Alexion was completely stunned on so many levels that he didn't even know where to begin. Part of him wanted to choke her, but another was impressed by the fact that she had correctly deduced Stryker's logic.

“I wasn't being a jerk,” he said sullenly, returning to her earlier insult.

She stared at him dryly. “Yes you were.”

“No,” he said honestly, “I'm only being what I am. I'm here to—”

“What you are, Alexion,” she said, interrupting him, “is a caring man.”

He shook his head in denial. “I'm the Alexion. My only goal is to protect Acheron.”

She placed her hand to his cheek. “It wasn't a cold, unfeeling entity that slept with me last night and it wasn't an unfeeling ‘other' that looked hurt when Kyros betrayed him. You are still human.”

“No,” he insisted emphatically, “I'm not.”

She stood up on her tiptoes and pulled his head down so that she could kiss him. The coldness of his skin immediately vanished as he cupped her face in his hands and kissed her blind.

She could feel his heartbeat increase as his tongue swept against hers.

Danger pulled back. “You're not unfeeling or uncaring. I doubt if you ever have been.”

Alexion's head spun at her words and his reaction to her kiss. It was true. Around her he was completely different. He found himself feeling things that he hadn't felt in untold centuries. Until the moment she had entered his life, he'd begun to doubt he could ever really feel again.

With her, he did.

How could this be?

“There can never be anything between us, Danger.”

“I know.” He heard the pain in her voice. “I'm a big girl, Ias, and I can take care of myself. But you … you need to can the destroyer act around me. I don't like it.”

He frowned at her words. “Why did you call me Ias?”

“Because Ias is the man who considers a demon his daughter and it was Ias who woke me up tonight with a rose tickling my cheek.”

“But I'm also the Alexion.”

She offered him a smile that melted the iciness of his entire existence. “There's a tough side to all of us. Be grateful; it was my tough side that nailed you with the dagger a few minutes ago.”

He laughed at that, then sobered. “I don't know what to feel when I'm around you.”

“Yeah, I'm confused too. I can't believe that I'm about to help you hang my friends.”

“I'm not trying to hang anyone, Danger.”

“No? Then what's with the list of hopeless you have over there?”

He glanced to the paper where he'd been writing. “That's not a list of names. It's a list of rules for Keller so that the demon doesn't eat him.”

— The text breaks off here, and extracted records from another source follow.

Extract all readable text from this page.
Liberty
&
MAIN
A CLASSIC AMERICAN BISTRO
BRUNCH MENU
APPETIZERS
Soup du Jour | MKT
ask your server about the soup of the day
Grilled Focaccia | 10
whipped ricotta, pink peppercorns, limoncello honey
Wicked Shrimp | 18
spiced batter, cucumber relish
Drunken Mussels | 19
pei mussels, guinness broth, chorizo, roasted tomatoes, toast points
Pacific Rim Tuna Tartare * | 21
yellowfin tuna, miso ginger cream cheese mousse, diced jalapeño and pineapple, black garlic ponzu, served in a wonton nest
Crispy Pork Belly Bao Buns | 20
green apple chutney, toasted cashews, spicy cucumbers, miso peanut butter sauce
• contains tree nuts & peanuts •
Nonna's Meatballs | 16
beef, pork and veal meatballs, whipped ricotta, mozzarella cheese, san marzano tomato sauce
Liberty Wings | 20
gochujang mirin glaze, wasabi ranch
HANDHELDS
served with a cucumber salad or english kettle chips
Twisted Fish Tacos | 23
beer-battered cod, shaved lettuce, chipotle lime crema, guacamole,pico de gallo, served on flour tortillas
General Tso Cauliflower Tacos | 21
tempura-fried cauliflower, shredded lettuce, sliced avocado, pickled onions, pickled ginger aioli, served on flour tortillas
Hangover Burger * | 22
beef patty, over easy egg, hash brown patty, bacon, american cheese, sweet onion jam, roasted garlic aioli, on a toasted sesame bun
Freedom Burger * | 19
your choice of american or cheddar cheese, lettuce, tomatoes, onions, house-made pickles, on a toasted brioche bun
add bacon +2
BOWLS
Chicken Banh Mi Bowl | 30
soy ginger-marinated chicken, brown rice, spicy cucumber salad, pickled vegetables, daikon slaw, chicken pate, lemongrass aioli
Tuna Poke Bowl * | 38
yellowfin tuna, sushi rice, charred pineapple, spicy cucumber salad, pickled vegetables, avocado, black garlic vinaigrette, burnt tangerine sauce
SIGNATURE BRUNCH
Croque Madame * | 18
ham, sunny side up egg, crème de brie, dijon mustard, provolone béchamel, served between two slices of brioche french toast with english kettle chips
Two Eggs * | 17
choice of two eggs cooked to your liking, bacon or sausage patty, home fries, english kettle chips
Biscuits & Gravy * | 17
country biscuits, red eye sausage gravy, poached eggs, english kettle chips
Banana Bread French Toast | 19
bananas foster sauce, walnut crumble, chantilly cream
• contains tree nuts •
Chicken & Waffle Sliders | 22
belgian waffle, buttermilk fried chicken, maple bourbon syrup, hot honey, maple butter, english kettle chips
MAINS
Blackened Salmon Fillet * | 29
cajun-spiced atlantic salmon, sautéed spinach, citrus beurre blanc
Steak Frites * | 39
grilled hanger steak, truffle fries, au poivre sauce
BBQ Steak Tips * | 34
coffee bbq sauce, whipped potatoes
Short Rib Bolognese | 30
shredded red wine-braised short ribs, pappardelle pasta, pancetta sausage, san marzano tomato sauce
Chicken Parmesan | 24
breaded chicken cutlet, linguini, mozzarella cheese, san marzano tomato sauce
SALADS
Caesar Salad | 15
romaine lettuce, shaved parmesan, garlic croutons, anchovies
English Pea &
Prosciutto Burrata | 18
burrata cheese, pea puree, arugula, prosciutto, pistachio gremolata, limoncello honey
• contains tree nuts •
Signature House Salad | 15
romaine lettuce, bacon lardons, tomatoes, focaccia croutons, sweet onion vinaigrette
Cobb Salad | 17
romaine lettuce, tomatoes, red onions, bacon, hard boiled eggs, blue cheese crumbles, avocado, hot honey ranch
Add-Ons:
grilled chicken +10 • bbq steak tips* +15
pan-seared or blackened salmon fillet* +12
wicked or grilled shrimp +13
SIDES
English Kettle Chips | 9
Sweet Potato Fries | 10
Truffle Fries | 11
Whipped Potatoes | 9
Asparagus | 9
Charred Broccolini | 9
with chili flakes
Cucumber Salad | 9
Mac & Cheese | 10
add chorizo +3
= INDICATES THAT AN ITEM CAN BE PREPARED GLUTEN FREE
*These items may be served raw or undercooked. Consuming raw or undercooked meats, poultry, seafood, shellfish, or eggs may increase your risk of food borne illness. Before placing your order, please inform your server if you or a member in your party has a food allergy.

She laughed at him. Leave it to Alexion to think of that one. “I knew I should have studied Greek in school.”

Grateful that he was almost back to “normal,” she took his hand in hers. It was still warm. “Are we friends again?”

“Yeah, I think we are.”

*   *   *

“Akri!”

Ash rolled over in his bed as he heard Simi running down the hallway outside his room in Katoteros. She burst through the door, then launched herself at his bed.

He woofed as she landed on him then sat heavily on his chest. “I was sleeping, Sim.”

“I know, but I heard Alexion calling out again. The Simi wants to go see him,
akri.
Lemme go! Please.”

Ash felt the all too familiar knot in his gut as he fought himself not to allow her that wish. But he couldn't.

The last two times he'd let Simi out without him had been disastrous. In Alaska, she'd almost died, and in New Orleans …

That was something he still couldn't think about without his temper erupting.

“I can't, Simi.”

“Why not?”

He sighed heavily. “I can't tamper with his fate. You know that. This is his time and if I answer him I will probably do whatever it is he asks. So for all our sakes, I've turned his voice off in my head and I would advise you to do the same.”

She pouted as she pulled the sfora out of her pink coffin-shaped purse. “At least make this work so's I can see him.”

“No.”

She growled at him. “But what if he gets hurt? What if he dies?” Her face blanched. “You can't let him die,
akri.
You can't. The Simi loves her Alexion.”